Time Period3 Months [change]
DirectionMoves Against 
StrengthWeak
Accuracy5.26%
ValuesDaily Returns

Sabre  vs.  Carnival

 Performance 
       Timeline  
Sabre 

Risk-Adjusted Performance

0 of 100

 
Weak
 
Strong
Very Weak
Over the last 90 days Sabre has generated negative risk-adjusted returns adding no value to investors with long positions. Even with relatively invariable basic indicators, Sabre is not utilizing all of its potentials. The latest stock price agitation, may contribute to short-term losses for the retail investors.
Carnival 

Risk-Adjusted Performance

11 of 100

 
Weak
 
Strong
Good
Compared to the overall equity markets, risk-adjusted returns on investments in Carnival are ranked lower than 11 (%) of all global equities and portfolios over the last 90 days. Despite quite conflicting fundamental indicators, Carnival disclosed solid returns over the last few months and may actually be approaching a breakup point.

Sabre and Carnival Volatility Contrast

   Predicted Return Density   
       Returns  

Pair Trading with Sabre and Carnival

The main advantage of trading using opposite Sabre and Carnival positions is that it hedges away some unsystematic risk.
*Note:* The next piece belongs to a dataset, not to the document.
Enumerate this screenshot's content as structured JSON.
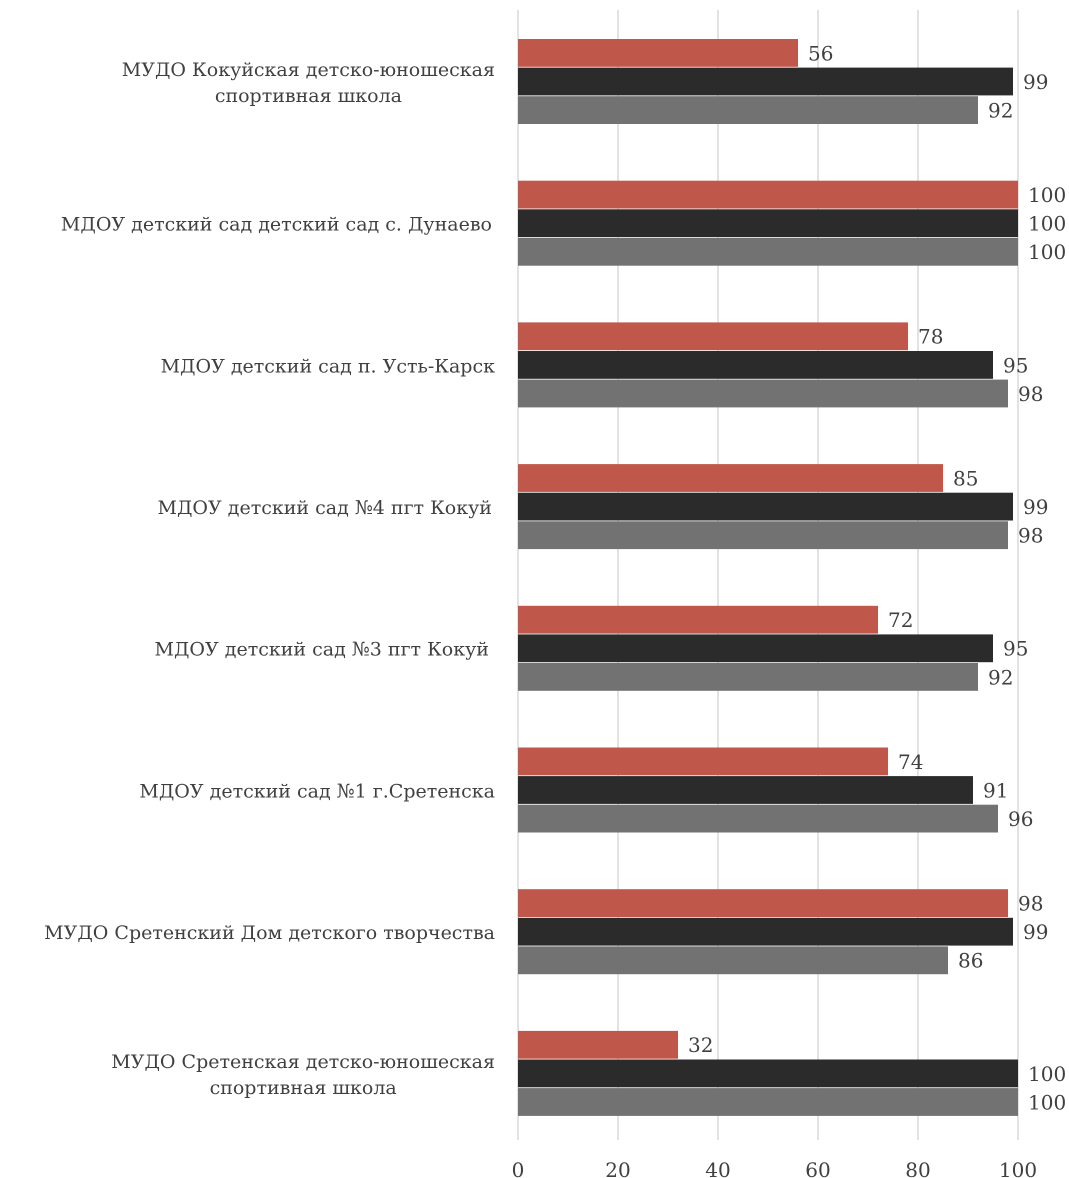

Because of two separate transactions, even if Sabre position performs unexpectedly, Carnival can make up some of the losses. Pair trading also minimizes risk from directional movements in the market. For example, if an entire industry or sector drops because of unexpected headlines, the short position in Carnival will offset losses from the drop in Carnival's long position.
The idea behind Sabre and Carnival pairs trading is to make the combined position market-neutral, meaning the overall market's direction will not affect its win or loss (or potential downside or upside). This can be achieved by designing a pairs trade with two highly correlated stocks or equities that operate in a similar space or sector, making it possible to obtain profits through simple and relatively low-risk investment.
Check out your portfolio center.
Note that this page's information should be used as a complementary analysis to find the right mix of equity instruments to add to your existing portfolios or create a brand new portfolio. You can also try the Portfolio Rebalancing module to analyze risk-adjusted returns against different time horizons to find asset-allocation targets.